Recently, Basra province Gov. Gov. Mohammed al-Waili, a Fadila member, has sharply criticized British forces.

On Saturday, al-Waili said British forces are compromising security in the region by conducting raids and arrests without coordinating them with Iraqi security forces.

On Thursday, British forces detained 12 Iraqis in a raid on a home in Basra, accusing them of being members or supporters of the al-Mahdi militia, which is suspected of carrying out recent attacks on British and U.S. troops in the region with help from neighboring Iran.

Last week, British Prime Minister Tony Blair said his government suspected that Iran and Lebanon's Hezbollah might be supplying technology and explosives to Shiite Muslim militant groups operating in Iraq, but he provided no proof.

British and U.S. forces have been attacked in recent months by roadside bombs packed with "shaped charges," which are much more deadly than conventional roadside bombs.
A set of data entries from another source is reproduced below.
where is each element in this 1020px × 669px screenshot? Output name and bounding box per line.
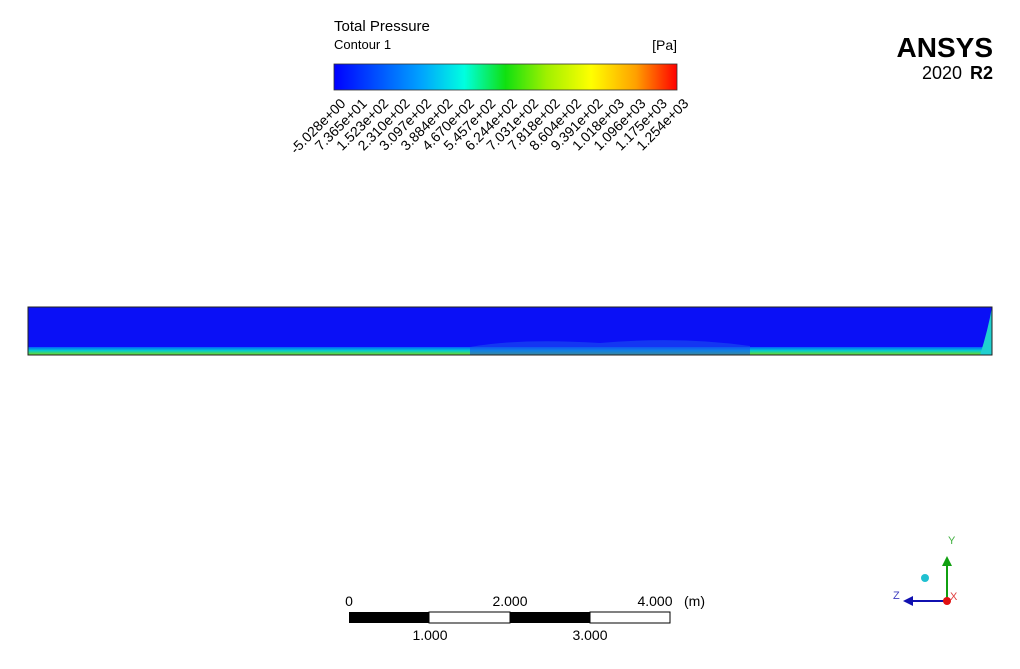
scale-label: 3.000 [572, 627, 607, 643]
scale-label: 4.000 [637, 593, 672, 609]
scale-label: 1.000 [412, 627, 447, 643]
scale-unit: (m) [684, 593, 705, 609]
core-flow [28, 307, 992, 347]
brand-name: ANSYS [897, 32, 993, 63]
contour-domain [27, 306, 993, 356]
scale-bar: 0 2.000 4.000 (m) 1.000 3.000 [345, 593, 705, 643]
legend-subtitle: Contour 1 [334, 37, 391, 52]
domain-outline [27, 306, 993, 356]
scale-label: 0 [345, 593, 353, 609]
colorbar-labels: -5.028e+007.365e+011.523e+022.310e+023.0… [287, 95, 692, 157]
z-label: Z [893, 590, 900, 602]
legend-title: Total Pressure [334, 18, 430, 35]
legend-unit: [Pa] [652, 37, 677, 53]
triad-sphere [921, 574, 929, 582]
scale-segment [428, 611, 511, 624]
y-arrowhead [942, 556, 952, 566]
colorbar [333, 63, 678, 91]
scale-segment [349, 612, 429, 623]
outlet-region [980, 307, 992, 355]
axis-triad: Y Z X [893, 535, 958, 606]
scale-segment [510, 612, 590, 623]
x-axis-dot [943, 597, 951, 605]
brand-release: R2 [970, 63, 993, 83]
wake-region [470, 340, 750, 355]
brand-version: 2020 [922, 63, 962, 83]
y-label: Y [948, 535, 956, 547]
z-arrowhead [903, 596, 913, 606]
x-label: X [950, 591, 958, 603]
scale-segment [589, 611, 671, 624]
scale-label: 2.000 [492, 593, 527, 609]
Such attacks have killed six British troops since July, and late last month two U.S. soldiers were killed when a bomb exploded near their vehicle in Shaibah, a town near Basra.

Last month, British forces used armored vehicles to storm a Basra jail and free two of their soldiers who had been arrested by Basra police. During the raid, British forces learned that Shiite Muslim militiamen and police had moved the men to a nearby house. The British then stormed that house and rescued them.

At least five Iraqi civilians were reportedly killed in the fighting, and Gov. al-Waili responded by suspending all cooperation with British forces. He also demanded the return of the two freed British soldiers, something Britain's government has refused to do.